(Bloomberg) -- Manhattan renters are seeking out smaller apartments in an effort to avoid paying ever-larger rent bills.
The average size of an apartment leased in July was 945 square feet (88 square meters), 9.5% less than the same month a year earlier, according to appraiser Miller Samuel Inc. and brokerage Douglas Elliman Real Estate. The square footage has declined on an annual basis in each of the past 11 months. At the same time, the price per square foot rose slightly, by 0.3%, to $85.03.

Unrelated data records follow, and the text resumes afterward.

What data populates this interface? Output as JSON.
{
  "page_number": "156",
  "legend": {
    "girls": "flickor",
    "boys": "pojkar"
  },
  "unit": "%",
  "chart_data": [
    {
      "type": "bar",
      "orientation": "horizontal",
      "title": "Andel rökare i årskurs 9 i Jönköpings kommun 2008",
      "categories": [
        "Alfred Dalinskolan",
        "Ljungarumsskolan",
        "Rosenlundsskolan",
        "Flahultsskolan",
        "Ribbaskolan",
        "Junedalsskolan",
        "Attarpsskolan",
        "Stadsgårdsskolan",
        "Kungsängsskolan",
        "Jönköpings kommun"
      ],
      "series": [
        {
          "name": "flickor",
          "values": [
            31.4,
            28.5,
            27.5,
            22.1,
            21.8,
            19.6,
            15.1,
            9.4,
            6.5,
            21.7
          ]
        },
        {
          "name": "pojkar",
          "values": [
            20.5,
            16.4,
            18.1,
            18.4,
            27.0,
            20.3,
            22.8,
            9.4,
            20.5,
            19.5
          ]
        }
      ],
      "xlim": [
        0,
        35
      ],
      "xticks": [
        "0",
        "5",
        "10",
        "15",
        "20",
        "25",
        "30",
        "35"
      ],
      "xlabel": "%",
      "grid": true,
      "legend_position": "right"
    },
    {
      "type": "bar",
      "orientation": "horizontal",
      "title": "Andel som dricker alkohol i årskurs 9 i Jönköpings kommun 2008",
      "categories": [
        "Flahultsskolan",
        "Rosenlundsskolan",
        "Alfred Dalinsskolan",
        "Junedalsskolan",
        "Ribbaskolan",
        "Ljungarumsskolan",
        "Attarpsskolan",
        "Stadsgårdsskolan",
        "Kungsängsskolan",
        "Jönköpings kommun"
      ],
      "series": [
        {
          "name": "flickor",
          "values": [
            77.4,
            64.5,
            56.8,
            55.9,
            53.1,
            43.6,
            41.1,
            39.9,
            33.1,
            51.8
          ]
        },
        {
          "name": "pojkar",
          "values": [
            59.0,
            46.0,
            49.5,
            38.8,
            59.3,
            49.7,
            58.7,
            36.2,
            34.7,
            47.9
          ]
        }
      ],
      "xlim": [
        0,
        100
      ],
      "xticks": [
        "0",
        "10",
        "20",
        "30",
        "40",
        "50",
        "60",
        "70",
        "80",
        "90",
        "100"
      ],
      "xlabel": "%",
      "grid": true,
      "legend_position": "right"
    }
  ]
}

New Yorkers are sacrificing space to cope with leasing costs that climbed to their highest point on record last summer and have stuck close to that level since. The median price on new leases signed last month was $4,300, the same as it was in June and just 2.3% below the all-time high reached in July 2023, the firms said.
Renters are “downsizing,” said Jonathan Miller, president of Miller Samuel. “It’s this search for affordability.”
The shift to smaller homes has come at a time when moving trucks have been especially busy in Manhattan. New lease signings totaled 7,712 last month, a record for July and 54% more than a year earlier. So many deals were possible because inventory rose 44% to 10,634 available units.
Miller sees the numbers as evidence that renters are “trying their luck elsewhere” after rejecting expensive renewal increases at their current apartments.
August is typically the costliest month for New York leases, but prices may have already gone as high as they can, according to Miller. They may even decline slightly if demand slips as lower mortgage rates persuade more renters to become homebuyers, he said.
“The lower mortgage rates fall, the more pressure is released from rental market prices,” Miller said.
As in Manhattan, rents in Brooklyn and northwest Queens also fell from their July 2023 levels. Brooklyn’s median was down 8.9% to $3,600. In the part of Queens that includes Astoria and Long Island City, the median was $3,450, a 5.2% drop from a year ago.